The box features creative contributions from those who are held within, giving a flavour of their voice and allowing them to continue to shape the narrative of the Govanhill community. These contributions include grassroots community publications – like Greater Govanhill – who contributed stickers, recycled plastics, business cards, recipes and more.

The box also contains light-hearted zines to promote the sustainability of artist-led projects as a whole, offering insights and guidance on starting your own, backed by deep research into those successfully operating in Govanhill. 

‘So, you wanna start your own artist-led project?’ zine

As a creative practitioner, I investigate the role of care and hospitality in the spaces we inhabit through my curatorial approach. My work is guided by a strong belief in the value of artistic production – particularly within artist-led, grassroots initiatives that centre social connection and collective wellbeing within their communities. Govanhill has a rich range of these and has been an excellent case study for this project. 

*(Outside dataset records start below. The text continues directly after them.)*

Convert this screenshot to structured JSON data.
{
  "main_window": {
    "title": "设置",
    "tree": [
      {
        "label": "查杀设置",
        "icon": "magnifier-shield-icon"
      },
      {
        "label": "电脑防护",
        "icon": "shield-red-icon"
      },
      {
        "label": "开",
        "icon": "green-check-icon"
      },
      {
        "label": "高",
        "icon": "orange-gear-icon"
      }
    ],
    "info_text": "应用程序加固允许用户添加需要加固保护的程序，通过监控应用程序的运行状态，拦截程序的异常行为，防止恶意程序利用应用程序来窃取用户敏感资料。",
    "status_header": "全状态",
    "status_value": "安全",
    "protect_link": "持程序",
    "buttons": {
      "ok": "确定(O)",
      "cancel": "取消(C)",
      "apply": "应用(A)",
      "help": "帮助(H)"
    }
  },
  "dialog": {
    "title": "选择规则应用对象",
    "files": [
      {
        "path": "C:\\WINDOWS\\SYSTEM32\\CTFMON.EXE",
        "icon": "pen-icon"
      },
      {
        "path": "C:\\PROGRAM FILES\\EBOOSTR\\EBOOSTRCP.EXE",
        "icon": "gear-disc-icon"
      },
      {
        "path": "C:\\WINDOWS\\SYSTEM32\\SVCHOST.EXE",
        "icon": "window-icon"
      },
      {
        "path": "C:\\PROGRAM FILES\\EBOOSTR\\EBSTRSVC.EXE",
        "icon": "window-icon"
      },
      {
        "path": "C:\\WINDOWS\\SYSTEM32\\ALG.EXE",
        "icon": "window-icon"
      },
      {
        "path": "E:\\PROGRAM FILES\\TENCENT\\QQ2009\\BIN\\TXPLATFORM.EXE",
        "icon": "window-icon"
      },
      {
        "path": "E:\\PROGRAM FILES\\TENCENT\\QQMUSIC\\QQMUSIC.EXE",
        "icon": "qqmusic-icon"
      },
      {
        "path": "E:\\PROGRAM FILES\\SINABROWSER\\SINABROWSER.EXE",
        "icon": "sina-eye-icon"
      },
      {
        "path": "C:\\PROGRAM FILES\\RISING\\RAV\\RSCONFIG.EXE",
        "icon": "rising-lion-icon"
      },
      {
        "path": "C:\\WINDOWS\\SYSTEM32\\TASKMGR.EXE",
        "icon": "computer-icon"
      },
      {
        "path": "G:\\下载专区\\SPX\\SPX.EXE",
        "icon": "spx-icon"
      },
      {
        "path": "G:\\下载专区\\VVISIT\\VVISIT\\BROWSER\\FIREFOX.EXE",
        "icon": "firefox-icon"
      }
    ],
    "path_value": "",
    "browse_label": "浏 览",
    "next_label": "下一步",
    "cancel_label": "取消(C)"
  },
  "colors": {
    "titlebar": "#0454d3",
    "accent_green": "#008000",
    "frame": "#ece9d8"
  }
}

I see curation as more than exhibition-making – it is a process of deep listening, holding space for one another and nurturing the conditions for collective practice. My projects draw on the narratives of place, site-specific response methods and collaborative storytelling to draw attention to the undervalued elements of our lived experiences and environments. 

MILK Community Hub illustration

My work focuses on accessible, non-exhibitionary formats such as print media, writing, collective storytelling, workshops, pamphlets, zines and open access publishing tools that amplify personal and public place-based histories. Developing this project into a tactile, publication-in-a-box has been a lot of fun, it’s a great way to see a snapshot of the community in one relatively small vessel.

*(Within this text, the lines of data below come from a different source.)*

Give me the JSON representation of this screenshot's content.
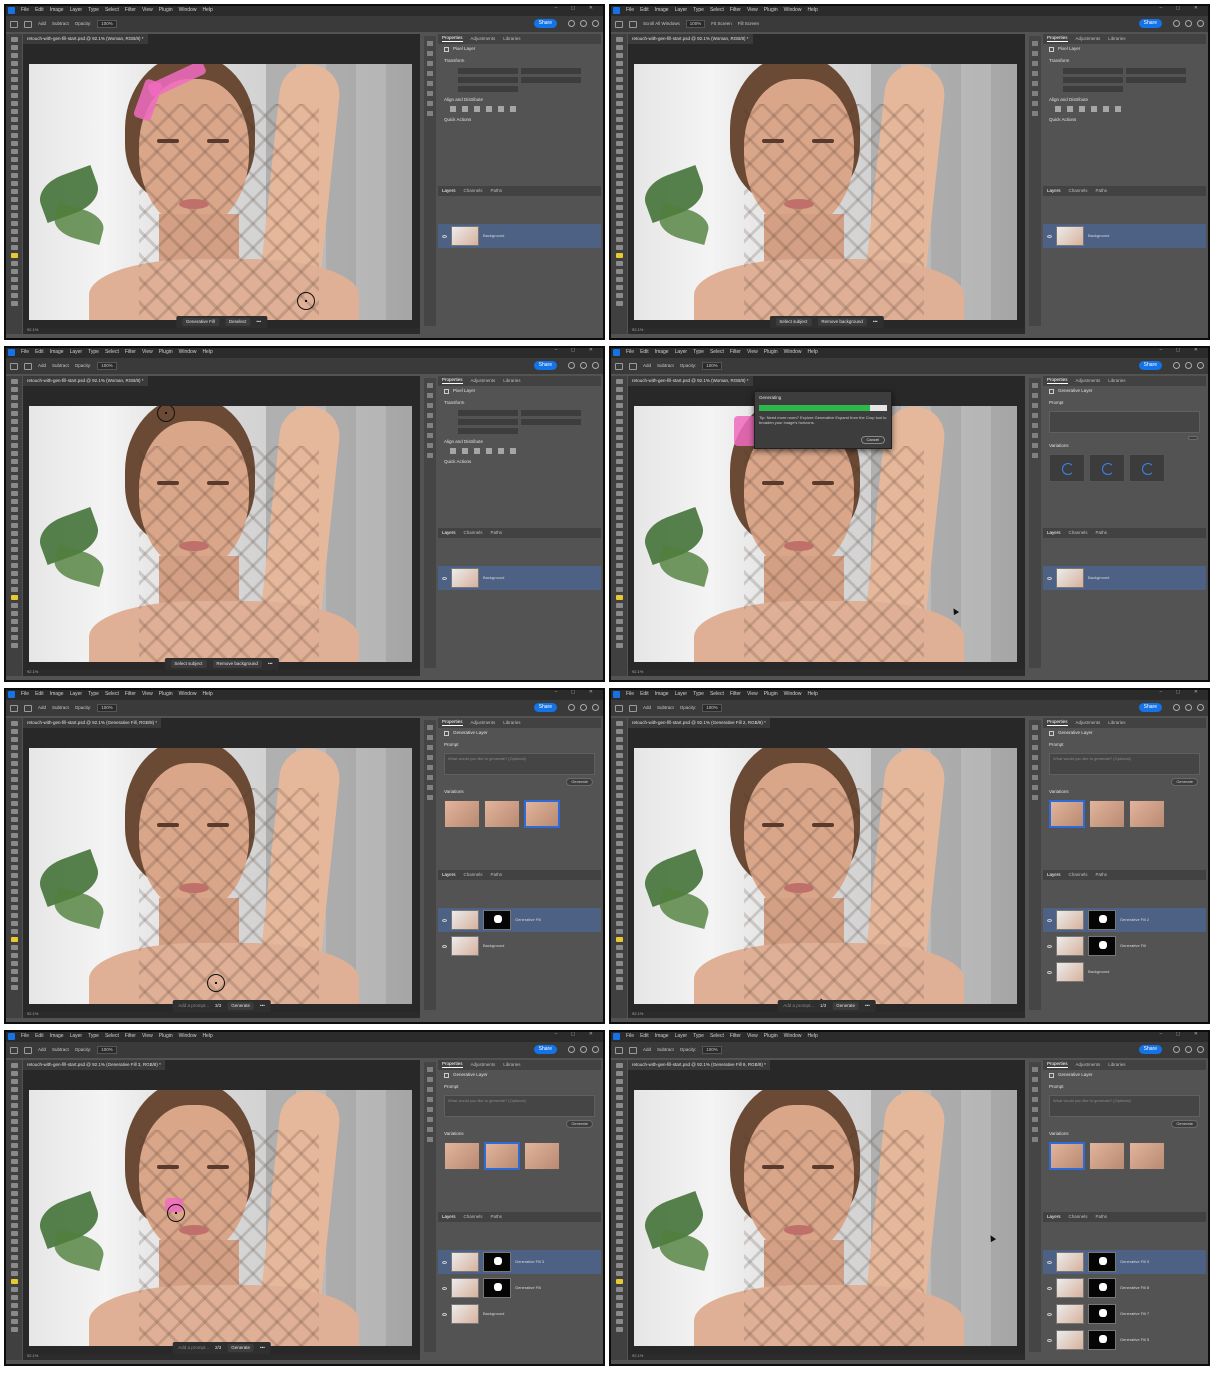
{
  "menu": [
    "File",
    "Edit",
    "Image",
    "Layer",
    "Type",
    "Select",
    "Filter",
    "View",
    "Plugin",
    "Window",
    "Help"
  ],
  "share_label": "Share",
  "frames": [
    {
      "doc_title": "retouch-with-gen-fill-start.psd @ 92.1% (Woman, RGB/8) *",
      "options": [
        "Add",
        "Subtract",
        "Opacity:",
        "100%"
      ],
      "context_bar": [
        "Generative Fill",
        "Deselect"
      ],
      "prop_tabs": [
        "Properties",
        "Adjustments",
        "Libraries"
      ],
      "prop_kind": "Pixel Layer",
      "sections": [
        "Transform",
        "Align and Distribute",
        "Quick Actions"
      ],
      "layer_tabs": [
        "Layers",
        "Channels",
        "Paths"
      ],
      "layers": [
        {
          "name": "Background",
          "selected": true,
          "mask": false
        }
      ]
    },
    {
      "doc_title": "retouch-with-gen-fill-start.psd @ 92.1% (Woman, RGB/8) *",
      "options": [
        "Scroll All Windows",
        "100%",
        "Fit Screen",
        "Fill Screen"
      ],
      "context_bar": [
        "Select subject",
        "Remove background"
      ],
      "prop_tabs": [
        "Properties",
        "Adjustments",
        "Libraries"
      ],
      "prop_kind": "Pixel Layer",
      "sections": [
        "Transform",
        "Align and Distribute",
        "Quick Actions"
      ],
      "layer_tabs": [
        "Layers",
        "Channels",
        "Paths"
      ],
      "layers": [
        {
          "name": "Background",
          "selected": true,
          "mask": false
        }
      ]
    },
    {
      "doc_title": "retouch-with-gen-fill-start.psd @ 92.1% (Woman, RGB/8) *",
      "options": [
        "Add",
        "Subtract",
        "Opacity:",
        "100%"
      ],
      "context_bar": [
        "Select subject",
        "Remove background"
      ],
      "prop_tabs": [
        "Properties",
        "Adjustments",
        "Libraries"
      ],
      "prop_kind": "Pixel Layer",
      "sections": [
        "Transform",
        "Align and Distribute",
        "Quick Actions"
      ],
      "layer_tabs": [
        "Layers",
        "Channels",
        "Paths"
      ],
      "layers": [
        {
          "name": "Background",
          "selected": true,
          "mask": false
        }
      ]
    },
    {
      "doc_title": "retouch-with-gen-fill-start.psd @ 92.1% (Woman, RGB/8) *",
      "options": [
        "Add",
        "Subtract",
        "Opacity:",
        "100%"
      ],
      "context_bar": [],
      "prop_tabs": [
        "Properties",
        "Adjustments",
        "Libraries"
      ],
      "prop_kind": "Generative Layer",
      "sections": [
        "Prompt",
        "Variations"
      ],
      "variations": 3,
      "variations_loading": true,
      "layer_tabs": [
        "Layers",
        "Channels",
        "Paths"
      ],
      "layers": [
        {
          "name": "Background",
          "selected": true,
          "mask": false
        }
      ],
      "dialog": {
        "title": "Generating",
        "progress": 0.87,
        "tip": "Tip: Need more room? Explore Generative Expand from the Crop tool to broaden your image's horizons.",
        "cancel": "Cancel"
      }
    },
    {
      "doc_title": "retouch-with-gen-fill-start.psd @ 92.1% (Generative Fill, RGB/8) *",
      "options": [
        "Add",
        "Subtract",
        "Opacity:",
        "100%"
      ],
      "context_bar": [
        "Add a prompt...",
        "3/3",
        "Generate"
      ],
      "prop_tabs": [
        "Properties",
        "Adjustments",
        "Libraries"
      ],
      "prop_kind": "Generative Layer",
      "sections": [
        "Prompt",
        "Variations"
      ],
      "prompt_placeholder": "What would you like to generate? (Optional)",
      "generate_label": "Generate",
      "variations": 3,
      "selected_variation": 3,
      "layer_tabs": [
        "Layers",
        "Channels",
        "Paths"
      ],
      "layers": [
        {
          "name": "Generative Fill",
          "selected": true,
          "mask": true
        },
        {
          "name": "Background",
          "selected": false,
          "mask": false
        }
      ]
    },
    {
      "doc_title": "retouch-with-gen-fill-start.psd @ 92.1% (Generative Fill 2, RGB/8) *",
      "options": [
        "Add",
        "Subtract",
        "Opacity:",
        "100%"
      ],
      "context_bar": [
        "Add a prompt...",
        "1/3",
        "Generate"
      ],
      "prop_tabs": [
        "Properties",
        "Adjustments",
        "Libraries"
      ],
      "prop_kind": "Generative Layer",
      "sections": [
        "Prompt",
        "Variations"
      ],
      "prompt_placeholder": "What would you like to generate? (Optional)",
      "generate_label": "Generate",
      "variations": 3,
      "selected_variation": 1,
      "layer_tabs": [
        "Layers",
        "Channels",
        "Paths"
      ],
      "layers": [
        {
          "name": "Generative Fill 2",
          "selected": true,
          "mask": true
        },
        {
          "name": "Generative Fill",
          "selected": false,
          "mask": true
        },
        {
          "name": "Background",
          "selected": false,
          "mask": false
        }
      ]
    },
    {
      "doc_title": "retouch-with-gen-fill-start.psd @ 92.1% (Generative Fill 3, RGB/8) *",
      "options": [
        "Add",
        "Subtract",
        "Opacity:",
        "100%"
      ],
      "context_bar": [
        "Add a prompt...",
        "2/3",
        "Generate"
      ],
      "prop_tabs": [
        "Properties",
        "Adjustments",
        "Libraries"
      ],
      "prop_kind": "Generative Layer",
      "sections": [
        "Prompt",
        "Variations"
      ],
      "prompt_placeholder": "What would you like to generate? (Optional)",
      "generate_label": "Generate",
      "variations": 3,
      "selected_variation": 2,
      "layer_tabs": [
        "Layers",
        "Channels",
        "Paths"
      ],
      "layers": [
        {
          "name": "Generative Fill 3",
          "selected": true,
          "mask": true
        },
        {
          "name": "Generative Fill",
          "selected": false,
          "mask": true
        },
        {
          "name": "Background",
          "selected": false,
          "mask": false
        }
      ]
    },
    {
      "doc_title": "retouch-with-gen-fill-start.psd @ 92.1% (Generative Fill 9, RGB/8) *",
      "options": [
        "Add",
        "Subtract",
        "Opacity:",
        "100%"
      ],
      "context_bar": [],
      "prop_tabs": [
        "Properties",
        "Adjustments",
        "Libraries"
      ],
      "prop_kind": "Generative Layer",
      "sections": [
        "Prompt",
        "Variations"
      ],
      "prompt_placeholder": "What would you like to generate? (Optional)",
      "generate_label": "Generate",
      "variations": 3,
      "selected_variation": 1,
      "layer_tabs": [
        "Layers",
        "Channels",
        "Paths"
      ],
      "layers": [
        {
          "name": "Generative Fill 9",
          "selected": true,
          "mask": true
        },
        {
          "name": "Generative Fill 8",
          "selected": false,
          "mask": true
        },
        {
          "name": "Generative Fill 7",
          "selected": false,
          "mask": true
        },
        {
          "name": "Generative Fill 5",
          "selected": false,
          "mask": true
        }
      ]
    }
  ],
  "colors": {
    "accent": "#1473e6",
    "selection_mark": "#f06bbf",
    "layer_selected": "#4d6185",
    "progress": "#2db84b"
  }
}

My commitment to accessibility and co-authorship shapes my curatorial practice. I aim to cultivate projects that not only represent the involved communities but are made with and embedded within them – projects that honour everyday life and experience and invite locals to imagine more relational ways to live together.

I have come into contact with many creative and cultural workers across the area throughout this research and everyone has been willing to help in so many ways. It’s been a really worthwhile experience, chatting to as many members of the Govanhill community as I could to get a true understanding of what it means to operate here.

I’ve really enjoyed working on this project and being so deeply rooted in Govanhill throughout. I’m looking forward to sharing with the community and those who have contributed to the process.

The project will be shown at Glasgow Zine Library on Thursday the 7 August, 5:30-7pm. All members of the creative community are welcome to drop-in.